Nasa warns asteroid bigger than Eiffel Tower will break into Earth’s orbit
Nasa has warned that a huge 1,082 foot asteroid will break into Earth’s orbit next week.
According to reports the 492 foot long space rock will skim past us on 11 December. The giant hunk of space debris has been labelled Asteroid 4660 Nereus and will come within 4.6m miles of Earth, putting the asteroid in the “potentially hazardous” category.
The giant piece of space debris is not expected to impact Earth with Nasa saying the closest the rock will come is 3.9m km away from the planet.
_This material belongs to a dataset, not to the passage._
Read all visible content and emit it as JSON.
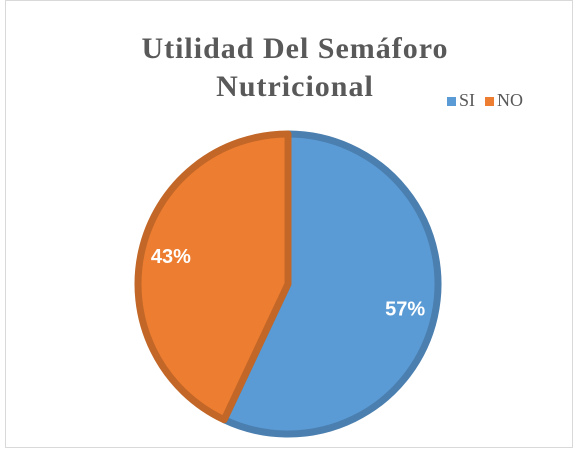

However, anything that passes within 45m kilometres of Earth is considered a Near-Earth Object (NEO) and is monitored closely by NASA to check whether it is on a collision course with our planet.
While Nereus is expected to briefly cross paths with Earth we could run into it again in the future. The flying rock was first spotted in 1982 and makes an orbit of the sun every 664 days meaning it could return.
While Asteroid 4660 is larger than 90 per cent of known asteroids it is still classified as small and would be dwarfed by rocks in the ‘large’ category.
Concerned about the damage that a larger asteroid could cause to Earth last week Nasa launched a spacecraft into an orbit in a bid to knock it from its path.
The mission, known as a double asteroid redirection test, aimed at strengthening the Earth’s defence technologies against space debris.
If all goes to plan Nereus will shoot past our planet at 14,700 miles per hour later this month.